Si la violence politique atteint et entame profondément les personnes qui en sont l’objet, elle bouscule et met à mal les différents aspects du soin et de la prise en charge médicale, amenant le médecin à modifier sa posture, à abandonner la technicité pour le prendre soin.


Mes patients arrivent à la première consultation après avoir subi tortures et deuils multiples, et après un périple plus ou moins long et périlleux avant l’exil, l’accueil (ou souvent le non accueil) de la France, parfois déboutés à la CNDA (Cours Nationale du Droit d’Asile) et exclus du Cada, ils se retrouvent dans la précarité ou l’errance. Les soigner ne peut s’envisager sans une connaissance et une prise en compte de leur situation administrative et sociale. Ainsi, comment traiter un patient qui souffre d’insomnies alors qu’il vit dans la rue ? Ou encore comment cette patiente pétrie d’angoisse pourrait-elle supporter ma prescription de psychotropes sans un apport quotidien de nourriture suffisant ?

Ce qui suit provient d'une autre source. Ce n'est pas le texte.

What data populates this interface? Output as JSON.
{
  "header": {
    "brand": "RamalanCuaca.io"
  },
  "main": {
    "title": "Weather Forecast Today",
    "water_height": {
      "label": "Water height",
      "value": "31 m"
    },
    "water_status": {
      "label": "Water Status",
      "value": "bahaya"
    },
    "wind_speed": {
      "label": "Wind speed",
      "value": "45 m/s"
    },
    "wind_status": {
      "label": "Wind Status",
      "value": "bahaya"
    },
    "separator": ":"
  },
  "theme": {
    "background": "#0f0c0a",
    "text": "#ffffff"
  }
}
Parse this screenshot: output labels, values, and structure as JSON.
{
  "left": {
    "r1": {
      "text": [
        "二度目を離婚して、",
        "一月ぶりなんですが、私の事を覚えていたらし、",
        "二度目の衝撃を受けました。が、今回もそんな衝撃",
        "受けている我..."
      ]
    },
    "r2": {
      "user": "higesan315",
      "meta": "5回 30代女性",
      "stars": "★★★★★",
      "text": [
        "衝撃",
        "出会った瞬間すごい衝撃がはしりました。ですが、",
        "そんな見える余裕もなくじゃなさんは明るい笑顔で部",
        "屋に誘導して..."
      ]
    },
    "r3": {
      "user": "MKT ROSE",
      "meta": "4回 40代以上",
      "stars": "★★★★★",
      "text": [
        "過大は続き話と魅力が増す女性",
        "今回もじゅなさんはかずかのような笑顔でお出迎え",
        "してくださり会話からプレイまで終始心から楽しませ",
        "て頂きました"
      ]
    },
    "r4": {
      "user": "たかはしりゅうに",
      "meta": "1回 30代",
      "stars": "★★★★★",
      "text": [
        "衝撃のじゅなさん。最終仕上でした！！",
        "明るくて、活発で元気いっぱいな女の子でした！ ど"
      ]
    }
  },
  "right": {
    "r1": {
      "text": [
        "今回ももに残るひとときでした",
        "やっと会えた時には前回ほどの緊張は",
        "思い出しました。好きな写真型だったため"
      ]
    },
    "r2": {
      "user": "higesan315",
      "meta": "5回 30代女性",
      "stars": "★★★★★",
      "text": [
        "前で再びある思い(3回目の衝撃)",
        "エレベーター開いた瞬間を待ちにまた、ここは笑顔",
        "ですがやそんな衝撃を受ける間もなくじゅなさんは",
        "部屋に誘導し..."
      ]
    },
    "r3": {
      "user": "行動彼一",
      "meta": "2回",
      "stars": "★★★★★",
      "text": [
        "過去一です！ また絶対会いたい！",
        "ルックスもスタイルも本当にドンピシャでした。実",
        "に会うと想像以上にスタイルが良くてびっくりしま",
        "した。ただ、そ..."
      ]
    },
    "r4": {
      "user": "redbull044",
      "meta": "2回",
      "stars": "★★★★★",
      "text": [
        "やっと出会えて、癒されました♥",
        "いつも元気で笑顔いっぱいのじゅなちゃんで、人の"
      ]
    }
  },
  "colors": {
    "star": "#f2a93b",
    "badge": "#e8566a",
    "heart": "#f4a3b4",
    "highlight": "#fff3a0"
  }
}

La temporalité administrative vient aussi souvent heurter celle du soin. Fournir au moment exigé par la convocation à la CNDA un certificat médical pour attester des violences subies n’est pas sans poser des questions parfois éthiques. Personnellement, je n’envisage pas de ne pas fournir ce certificat. En effet, la reconnaissance et l’obtention du statut de réfugié a une action réparatrice et thérapeutique. D’ailleurs, au Centre Primo Levi, la juriste est considérée comme une clinicienne. Mon certificat doit rendre compte au plus près des effets de la torture chez mon patient, aussi je dresse un tableau clinique en détaillant les symptômes puis je lui lis le certificat avant de le lui remettre. Or, cette lecture qui le met à l’écart de notre relation, qui le prend comme objet d’une description plutôt affligeante peut engendrer un malaise chez lui, entre nous, et démentir le primum non nocere (d’abord, ne pas nuire) qui préside à tout acte médical. Lorsque la réponse de la CNDA est négative, c’est-à-dire trop souvent, l’effet est désastreux et l’on voit alors des mois d’une prise en charge médicale et psychologique réduite à néant et les traitements initialement efficaces ne plus l’être.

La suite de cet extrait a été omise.